Des formations pour protéger de la violence les employés de la santé sont réclamées

Au Québec, plusieurs formations sont proposées par des organismes et associations se souciant de la sécurité des travailleurs. Mais rien n’oblige les établissements de santé à les offrir à leurs employés.
Photo: iStock Au Québec, plusieurs formations sont proposées par des organismes et associations se souciant de la sécurité des travailleurs. Mais rien n’oblige les établissements de santé à les offrir à leurs employés.

Inquiets de voir les cas de violence au travail se répéter dans le secteur de la santé, des travailleurs et experts du milieu demandent une meilleure formation du personnel pour prévenir les agressions dans les milieux plus à risque.

Menaces, insultes, coups de pied, gifles… les employés oeuvrant auprès des malades sont souvent victimes de violence sur leur milieu de travail. Il y a deux semaines, un homme de 25 ans a violemment agressé une infirmière et une préposée aux bénéficiaires à l’Hôpital général de Montréal.

En 2015, sur l’ensemble des secteurs d’activité, la plus grande part des lésions attribuables à la violence en milieu de travail (soit 32,8 %) concernait le personnel de la santé. 664 cas ont été enregistrés par la Commission des normes, de l’équité, de la santé et de la sécurité du travail.

Des chiffres qui inquiètent le directeur du Centre d’étude sur le trauma à l’Institut universitaire en santé mentale de Montréal, Stéphane Guay. À ses yeux une meilleure formation des employés travaillant avec des patients susceptibles d’avoir un comportement violent est nécessaire pour réduire le nombre d’agressions, particulièrement en milieu hospitalier psychiatrique.

Une opinion partagée par Daniel-Martin Leduc qui travaille aux urgences de l’Hôpital général de Montréal. « Le problème doit être pris en amont, il faudrait une formation adéquate pour être préparé à ça au quotidien », estime M. Leduc.

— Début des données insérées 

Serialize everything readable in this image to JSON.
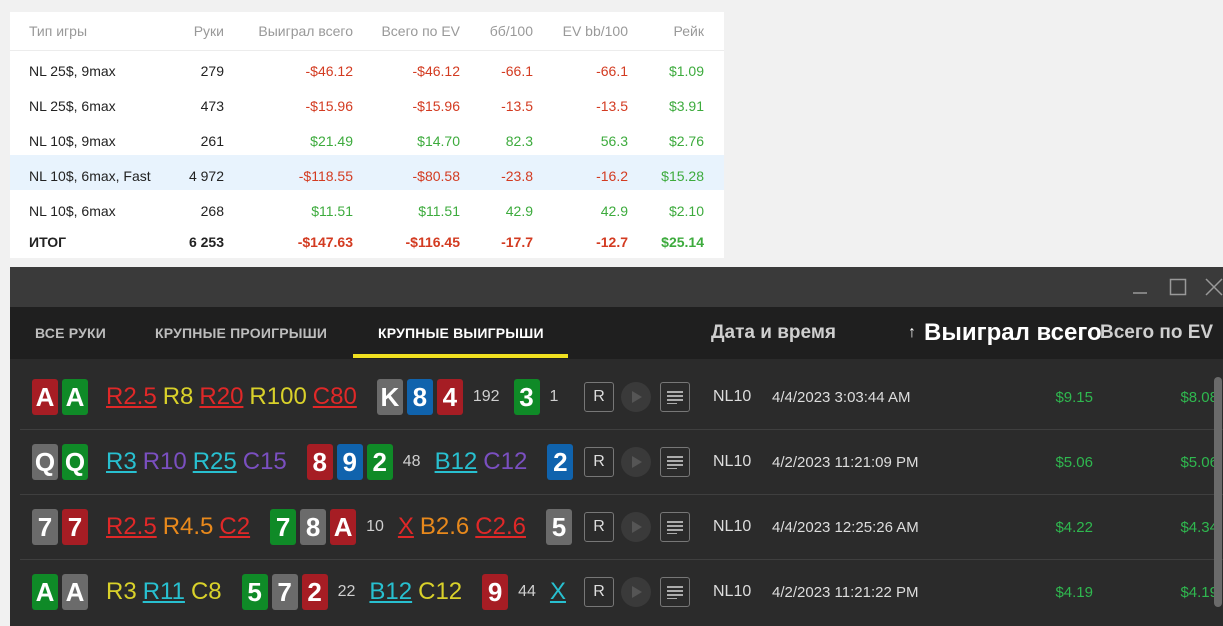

L’infirmier confie assister à des scènes de violence verbale et physique chaque jour. Son ancienne collègue Marie-Ève Carignan et lui ont été agressés par une patiente en psychiatrie l’année passée. « Elle m’a d’abord fait des menaces de mort, ensuite elle s’est jetée sur moi. Elle me tenait par les cheveux et me frappait », raconte Mme Carignan. Il a fallu que M. Leduc, lui-même mordu « jusqu’au sang », lui vienne en aide.

Aucune obligation

 

Au Québec, plusieurs formations sont proposées par des organismes et associations se souciant de la sécurité des travailleurs. Mais rien n’oblige les établissements de santé à les offrir à leurs employés. « Les établissements sont responsables et autonomes dans le choix des formations données à leur personnel, dont ils sont les mieux placés pour identifier les besoins spécifiques », indique le ministère de la Santé et des Services sociaux.

Dans ses recherches, M. Guay a pu évaluer les effets de la formation Oméga. Proposée par l’Association paritaire pour la santé et la sécurité du travail du secteur des affaires sociales depuis la fin des années 1990, cette approche est de plus en plus utilisée dans le secteur psychiatrique, note-t-il. « C’est une méthode de pacification verbale. Elle permet d’identifier un individu qui montrerait des indices de violence ou d’agressivité et d’intervenir avant qu’il passe à l’acte ».

« Ça donne confiance [aux employés] de bien gérer leurs patients et on voit une amélioration de leur santé mentale. » M. Guay reconnaît par contre qu’il n’a pas été prouvé que le nombre d’agressions diminue significativement après la formation. « En même temps, si on apprend à dépister les comportements violents, c’est logique qu’on en déclare davantage. »

De son côté, la présidente de la Fédération interprofessionnelle de la santé du Québec, Régine Laurent, estime que la formation « ne règle pas tout » et montre du doigt les compressions budgétaires du gouvernement qui forcent la réduction du personnel. « C’est difficile d’intervenir seul face à une personne en crise. Il faut évaluer un quota de personnel selon les besoins des patients. »

Banalisation du problème

 

« C’est pas normal de subir de la violence en milieu de travail, il faut le dénoncer », s’offusque Mme Laurent, soulignant que trop d’employés ne rapportent pas avoir été victimes d’une agression.

M. Guay a en effet constaté qu’une culture de la banalisation de la violence règne dans le milieu. « Ça fait partie de la job. Certains ont même peur d’être jugés négativement par leurs collègues ou supérieurs s’ils veulent se plaindre. »

Selon lui, les directeurs des services de santé devraient justement suivre une formation pour faire de la prévention et effectuer un suivi adéquat auprès de leurs employés victimes de violence. Une prise en charge à l’heure actuelle « quasi inexistante », note-t-il.